Le droit de prise d’eau ne se perd qu’en cas de ruine de l’ouvrage, avec disparition ou quasi-disparition des éléments essentiels de l’ouvrage

Droits d’eau et énergie hydraulique : la roue tourne, décidément depuis quelques mois, en faveur des titulaires, au Conseil d’Etat.

Déjà on savait que :

  • les droits d’usage de l’eau, acquis par les propriétaires des installations hydrauliques, avant 1919, ne se perdent pas sauf impossibilité d’user de la force motrice du cours d’eau
  • l’autorité compétente ne peut abroger une autorisation d’installation ou d’ouvrage de production d’énergie hydraulique sur le fondement du 4° du II de l’article L. 214-4, sous le contrôle du juge de plein contentieux, que si l’ouvrage ou l’installation en cause est abandonné ou présente un défaut d’entretien régulier, lequel doit être dûment caractérisé. Le juge saisi du bien-fondé d’une telle abrogation statue au vu de la situation existante à la date de sa décision.
  • L’abrogation de l’autorisation susceptible d’être prononcée sur le fondement du II de l’article L. 214-4 du code de l’environnement est ainsi sans incidence sur le maintien du droit d’usage de l’eau attaché à l’installation.

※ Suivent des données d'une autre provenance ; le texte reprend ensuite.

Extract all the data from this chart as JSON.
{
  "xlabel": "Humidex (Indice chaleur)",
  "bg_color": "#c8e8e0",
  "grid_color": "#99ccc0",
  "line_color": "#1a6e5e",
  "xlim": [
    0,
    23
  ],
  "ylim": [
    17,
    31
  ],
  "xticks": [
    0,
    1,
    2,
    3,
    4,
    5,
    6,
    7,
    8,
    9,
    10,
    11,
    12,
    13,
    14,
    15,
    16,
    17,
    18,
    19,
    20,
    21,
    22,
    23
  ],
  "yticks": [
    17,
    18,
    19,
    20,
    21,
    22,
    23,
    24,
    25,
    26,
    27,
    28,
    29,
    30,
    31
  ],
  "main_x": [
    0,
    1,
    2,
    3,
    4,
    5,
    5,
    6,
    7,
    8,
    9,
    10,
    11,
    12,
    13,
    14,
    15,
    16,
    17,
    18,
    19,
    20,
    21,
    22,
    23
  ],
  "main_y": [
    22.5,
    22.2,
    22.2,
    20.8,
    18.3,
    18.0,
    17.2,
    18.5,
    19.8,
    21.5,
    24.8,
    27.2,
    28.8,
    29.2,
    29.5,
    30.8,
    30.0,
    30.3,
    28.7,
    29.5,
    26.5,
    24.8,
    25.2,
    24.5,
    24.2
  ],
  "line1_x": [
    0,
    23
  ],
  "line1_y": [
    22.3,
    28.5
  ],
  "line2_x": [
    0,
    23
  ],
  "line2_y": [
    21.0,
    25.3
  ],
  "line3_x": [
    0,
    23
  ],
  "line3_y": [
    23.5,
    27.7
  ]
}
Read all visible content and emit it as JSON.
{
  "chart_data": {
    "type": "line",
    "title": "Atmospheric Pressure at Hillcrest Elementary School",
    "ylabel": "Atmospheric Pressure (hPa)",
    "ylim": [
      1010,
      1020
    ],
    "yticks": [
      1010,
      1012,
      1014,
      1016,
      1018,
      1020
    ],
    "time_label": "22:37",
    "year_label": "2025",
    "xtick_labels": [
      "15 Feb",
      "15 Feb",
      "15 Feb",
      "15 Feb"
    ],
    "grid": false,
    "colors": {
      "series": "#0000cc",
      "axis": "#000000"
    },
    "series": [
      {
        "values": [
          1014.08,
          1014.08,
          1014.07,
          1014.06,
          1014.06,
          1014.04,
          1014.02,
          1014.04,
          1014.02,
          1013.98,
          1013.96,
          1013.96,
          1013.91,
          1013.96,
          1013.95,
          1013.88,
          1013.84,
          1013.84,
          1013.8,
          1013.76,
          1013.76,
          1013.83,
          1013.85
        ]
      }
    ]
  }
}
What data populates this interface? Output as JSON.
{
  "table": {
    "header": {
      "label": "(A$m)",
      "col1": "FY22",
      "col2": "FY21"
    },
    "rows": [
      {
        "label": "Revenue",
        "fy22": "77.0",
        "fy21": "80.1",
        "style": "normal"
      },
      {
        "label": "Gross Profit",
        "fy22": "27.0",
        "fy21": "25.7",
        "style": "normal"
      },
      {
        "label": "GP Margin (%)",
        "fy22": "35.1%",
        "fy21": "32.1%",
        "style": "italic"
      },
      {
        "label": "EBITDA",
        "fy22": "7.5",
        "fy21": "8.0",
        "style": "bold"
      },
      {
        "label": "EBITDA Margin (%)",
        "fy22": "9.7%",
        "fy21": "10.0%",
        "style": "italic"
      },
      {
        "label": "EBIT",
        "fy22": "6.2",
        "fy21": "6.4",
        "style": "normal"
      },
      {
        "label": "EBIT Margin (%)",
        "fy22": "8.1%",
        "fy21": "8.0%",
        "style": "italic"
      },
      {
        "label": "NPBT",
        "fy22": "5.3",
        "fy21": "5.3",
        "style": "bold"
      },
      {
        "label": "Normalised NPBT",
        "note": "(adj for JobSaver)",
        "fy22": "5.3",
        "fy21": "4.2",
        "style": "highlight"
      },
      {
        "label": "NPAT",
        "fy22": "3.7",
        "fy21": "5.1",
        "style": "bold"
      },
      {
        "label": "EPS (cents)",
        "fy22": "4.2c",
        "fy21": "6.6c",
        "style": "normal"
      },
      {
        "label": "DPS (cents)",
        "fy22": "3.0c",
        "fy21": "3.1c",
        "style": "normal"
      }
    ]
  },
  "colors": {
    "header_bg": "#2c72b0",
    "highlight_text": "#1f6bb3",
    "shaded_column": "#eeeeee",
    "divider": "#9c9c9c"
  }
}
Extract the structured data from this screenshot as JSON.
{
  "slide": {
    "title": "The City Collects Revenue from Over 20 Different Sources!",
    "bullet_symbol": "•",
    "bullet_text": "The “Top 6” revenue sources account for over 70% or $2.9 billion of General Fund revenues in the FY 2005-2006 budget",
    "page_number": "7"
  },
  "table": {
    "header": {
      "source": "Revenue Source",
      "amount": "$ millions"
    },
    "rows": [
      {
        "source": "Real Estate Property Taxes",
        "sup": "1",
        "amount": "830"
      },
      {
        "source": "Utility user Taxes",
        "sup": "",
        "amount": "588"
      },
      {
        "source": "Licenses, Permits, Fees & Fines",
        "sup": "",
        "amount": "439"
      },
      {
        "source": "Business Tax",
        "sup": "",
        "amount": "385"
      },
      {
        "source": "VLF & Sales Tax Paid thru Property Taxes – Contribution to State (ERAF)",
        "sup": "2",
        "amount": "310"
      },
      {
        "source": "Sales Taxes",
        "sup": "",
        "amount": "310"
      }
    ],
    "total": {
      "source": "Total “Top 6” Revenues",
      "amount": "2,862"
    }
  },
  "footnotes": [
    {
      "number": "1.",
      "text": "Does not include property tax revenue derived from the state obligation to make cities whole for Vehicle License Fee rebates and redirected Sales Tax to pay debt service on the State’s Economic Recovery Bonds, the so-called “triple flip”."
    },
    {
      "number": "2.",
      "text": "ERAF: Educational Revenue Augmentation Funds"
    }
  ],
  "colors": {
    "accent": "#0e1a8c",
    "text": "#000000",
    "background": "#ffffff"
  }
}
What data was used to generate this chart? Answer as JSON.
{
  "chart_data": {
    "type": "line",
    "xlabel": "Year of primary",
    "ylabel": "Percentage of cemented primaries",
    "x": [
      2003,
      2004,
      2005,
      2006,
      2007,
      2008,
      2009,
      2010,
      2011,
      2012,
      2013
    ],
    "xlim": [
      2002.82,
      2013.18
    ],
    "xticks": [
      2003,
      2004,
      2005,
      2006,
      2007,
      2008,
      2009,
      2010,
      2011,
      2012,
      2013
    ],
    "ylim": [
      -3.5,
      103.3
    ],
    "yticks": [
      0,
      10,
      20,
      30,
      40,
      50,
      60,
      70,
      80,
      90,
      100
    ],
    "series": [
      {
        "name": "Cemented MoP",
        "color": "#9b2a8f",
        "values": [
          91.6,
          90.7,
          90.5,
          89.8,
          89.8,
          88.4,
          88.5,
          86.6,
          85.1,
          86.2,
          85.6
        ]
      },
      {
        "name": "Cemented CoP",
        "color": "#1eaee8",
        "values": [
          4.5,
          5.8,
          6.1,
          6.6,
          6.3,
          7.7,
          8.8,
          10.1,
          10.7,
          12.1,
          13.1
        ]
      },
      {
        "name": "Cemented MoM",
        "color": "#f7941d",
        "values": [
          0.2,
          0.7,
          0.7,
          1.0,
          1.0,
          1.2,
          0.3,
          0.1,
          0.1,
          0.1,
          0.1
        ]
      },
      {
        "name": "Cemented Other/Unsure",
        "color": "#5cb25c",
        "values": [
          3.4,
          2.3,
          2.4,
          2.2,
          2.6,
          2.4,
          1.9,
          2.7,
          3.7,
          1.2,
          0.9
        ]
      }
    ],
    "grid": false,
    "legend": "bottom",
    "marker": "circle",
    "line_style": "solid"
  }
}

Pour un cas manifeste, voir :

 

Le Conseil d’Etat vient de confirmer que :

« La force motrice produite par l’écoulement d’eaux courantes ne peut faire l’objet que d’un droit d’usage et en aucun cas d’un droit de propriété. Il en résulte qu’un droit fondé en titre ne se perd que lorsque la force motrice du cours d’eau n’est plus susceptible d’être utilisée par son détenteur, du fait de la ruine ou du changement d’affectation des ouvrages essentiels destinés à utiliser la pente et le volume de ce cours d’eau.»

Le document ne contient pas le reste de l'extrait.